# taz.de -- Fußgängerzone Friedrichstraße in Berlin: Angriff auf die Autofreiheit
       
       > Die GegnerInnen der autofreien Friedrichstraße blasen zum Widerstand per
       > Widerspruch. Auch vor das Verwaltungsgericht wollen sie wieder ziehen.
       
 (IMG) Bild: Und wieder zu: Seit dem 30. Januar ist die mittlere Friedrichstraße für Autos gesperrt
       
       BERLIN taz | Schwere Teppiche, Blick auf den Gendarmenmarkt und chinesische
       Vasen neben ambitionierter moderner Malerei: Die GegnerInnen der autofreien
       Friedrichstraße hatten am Montag in den „führenden Business Club“ geladen,
       den Berlin Capital Club hoch oben im Hilton-Hotel. Dessen Zukunft steht wie
       die der anderen Beherbergungsbetriebe und Geschäfte am Ort auf der Kippe –
       so zumindest stellten es die VertreterInnen des Aktionsbündnisses
       Friedrichstraße, des Handelsverbands Berlin-Brandenburg e.V. sowie des
       Hotel- und Gastronomieverbands (Dehoga) dar.
       
       Als „bekümmernd und zutiefst erschütternd“ bezeichnete
       Handelsverbandspräsident Björn Fromm die Entscheidung der grün geführten
       Senatsverwaltung für Mobilität und des ebenfalls grün dominierten
       Bezirksamts Mitte, die Friedrichstraße zwischen Leipziger und Französischer
       Straße zur Fußgängerzone zu machen.

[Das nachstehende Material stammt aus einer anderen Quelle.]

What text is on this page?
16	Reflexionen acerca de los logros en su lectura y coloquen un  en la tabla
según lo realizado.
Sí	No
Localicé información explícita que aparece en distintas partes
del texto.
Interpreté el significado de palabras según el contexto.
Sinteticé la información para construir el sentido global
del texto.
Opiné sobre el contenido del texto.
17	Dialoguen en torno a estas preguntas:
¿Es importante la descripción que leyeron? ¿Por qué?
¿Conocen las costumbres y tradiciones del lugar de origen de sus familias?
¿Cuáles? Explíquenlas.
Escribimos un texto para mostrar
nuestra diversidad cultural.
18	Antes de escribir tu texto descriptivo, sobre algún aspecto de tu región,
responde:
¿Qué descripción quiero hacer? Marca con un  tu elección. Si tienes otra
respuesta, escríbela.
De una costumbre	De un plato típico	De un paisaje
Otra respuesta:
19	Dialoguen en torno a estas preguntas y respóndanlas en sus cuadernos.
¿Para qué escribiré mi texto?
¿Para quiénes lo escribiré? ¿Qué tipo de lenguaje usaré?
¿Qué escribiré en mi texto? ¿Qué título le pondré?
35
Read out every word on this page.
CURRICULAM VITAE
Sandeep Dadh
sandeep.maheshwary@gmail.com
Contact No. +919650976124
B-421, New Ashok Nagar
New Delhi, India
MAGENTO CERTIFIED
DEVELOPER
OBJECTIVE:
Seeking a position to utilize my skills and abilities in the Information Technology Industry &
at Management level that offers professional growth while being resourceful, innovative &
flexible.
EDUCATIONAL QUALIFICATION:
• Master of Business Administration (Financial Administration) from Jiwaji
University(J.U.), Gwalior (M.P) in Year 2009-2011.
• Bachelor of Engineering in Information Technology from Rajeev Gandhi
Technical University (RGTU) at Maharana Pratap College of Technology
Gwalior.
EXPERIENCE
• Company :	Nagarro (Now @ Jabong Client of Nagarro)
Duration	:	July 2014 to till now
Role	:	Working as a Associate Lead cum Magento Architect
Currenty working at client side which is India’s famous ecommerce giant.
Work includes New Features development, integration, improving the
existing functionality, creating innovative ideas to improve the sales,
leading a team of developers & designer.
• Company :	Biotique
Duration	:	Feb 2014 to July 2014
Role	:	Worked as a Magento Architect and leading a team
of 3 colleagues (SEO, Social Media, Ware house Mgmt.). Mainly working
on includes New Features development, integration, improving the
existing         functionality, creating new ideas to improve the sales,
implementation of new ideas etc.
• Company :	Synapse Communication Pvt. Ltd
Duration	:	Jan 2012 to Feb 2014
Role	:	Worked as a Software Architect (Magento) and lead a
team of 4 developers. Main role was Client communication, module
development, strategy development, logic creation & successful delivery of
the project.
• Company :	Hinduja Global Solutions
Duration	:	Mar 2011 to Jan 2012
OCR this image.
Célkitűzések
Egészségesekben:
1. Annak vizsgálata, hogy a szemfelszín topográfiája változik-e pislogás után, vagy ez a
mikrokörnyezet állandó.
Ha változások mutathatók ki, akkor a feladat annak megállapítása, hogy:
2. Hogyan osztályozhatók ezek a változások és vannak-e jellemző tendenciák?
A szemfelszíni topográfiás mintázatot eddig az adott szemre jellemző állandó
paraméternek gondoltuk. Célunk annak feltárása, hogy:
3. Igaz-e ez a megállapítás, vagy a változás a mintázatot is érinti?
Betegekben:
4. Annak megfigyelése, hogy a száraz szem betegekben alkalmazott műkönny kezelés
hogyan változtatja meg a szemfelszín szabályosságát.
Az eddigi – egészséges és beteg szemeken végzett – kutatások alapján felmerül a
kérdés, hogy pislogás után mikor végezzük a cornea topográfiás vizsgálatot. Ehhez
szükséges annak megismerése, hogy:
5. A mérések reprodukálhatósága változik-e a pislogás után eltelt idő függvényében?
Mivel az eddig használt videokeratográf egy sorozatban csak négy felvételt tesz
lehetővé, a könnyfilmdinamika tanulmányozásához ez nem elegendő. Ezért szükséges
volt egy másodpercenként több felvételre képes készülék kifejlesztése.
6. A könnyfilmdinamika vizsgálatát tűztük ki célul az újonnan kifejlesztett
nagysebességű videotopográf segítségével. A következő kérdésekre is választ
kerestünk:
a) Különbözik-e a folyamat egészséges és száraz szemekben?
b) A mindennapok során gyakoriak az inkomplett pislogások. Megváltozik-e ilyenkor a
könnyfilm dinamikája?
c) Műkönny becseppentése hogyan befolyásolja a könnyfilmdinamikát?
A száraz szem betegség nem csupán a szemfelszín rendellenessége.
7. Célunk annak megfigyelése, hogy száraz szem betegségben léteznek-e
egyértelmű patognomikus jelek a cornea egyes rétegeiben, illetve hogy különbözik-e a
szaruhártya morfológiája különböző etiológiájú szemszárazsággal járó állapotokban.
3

Die vom Bezirk verfügte
       [1][„Teileinziehung“, die am Montagmorgen in Kraft trat] und private Kfz
       aus dem Abschnitt verbannt, entspricht im Prinzip dem 2020 gestarteten,
       mehrfach verlängerten und schließlich vom Verwaltungsgericht abgebrochenen
       Verkehrsversuch.
       
       Hauptunterschied ist, dass nun die mittige Radspur fehlt, [2][die das
       erhoffte Flaniergefühl deutlich eingeschränkt hatte]. Auch sind
       Lieferfahrzeuge nicht mehr grundsätzlich ausgeschlossen: Sie dürfen entlang
       der Seitenstraßen – Kronen-, Mohren-, Tauben- und Jägerstraße – und unter
       Rücksichtnahme auf die FußgängerInnen die Friedrichstraße kreuzen. Damit
       sollen Staus und Chaos durch Wendemanöver von Lastwagen in den neu
       entstandenen Sackgassen vermieden werden.
       
       Die Verwaltung von Senatorin Bettina Jarasch (Grüne) führt diese
       Veränderung auf den Dialog mit den Gewerbetreibenden zurück. Weinhändlerin
       Anja Schröder vom Aktionsbündnis behauptete am Montag dagegen, man habe nun
       wieder „genau das Gleiche wie im November“, und Björn Fromm sagte, die
       Gespräche hätten sich als „Fake-Gespräche“ entpuppt.
       
       ## „68 Tage bunt und lebendig“
       
       „68 Tage haben wir eine sehr gut frequentierte, bunte und lebendige
       Friedrichstraße erleben dürfen“, so Schröder über das vom
       Verwaltungsgericht ermöglichte Kfz-Intermezzo. Viele HändlerInnen hätten
       ihr von einem Umsatzplus berichtet, es habe auch keine Staus mehr gegeben.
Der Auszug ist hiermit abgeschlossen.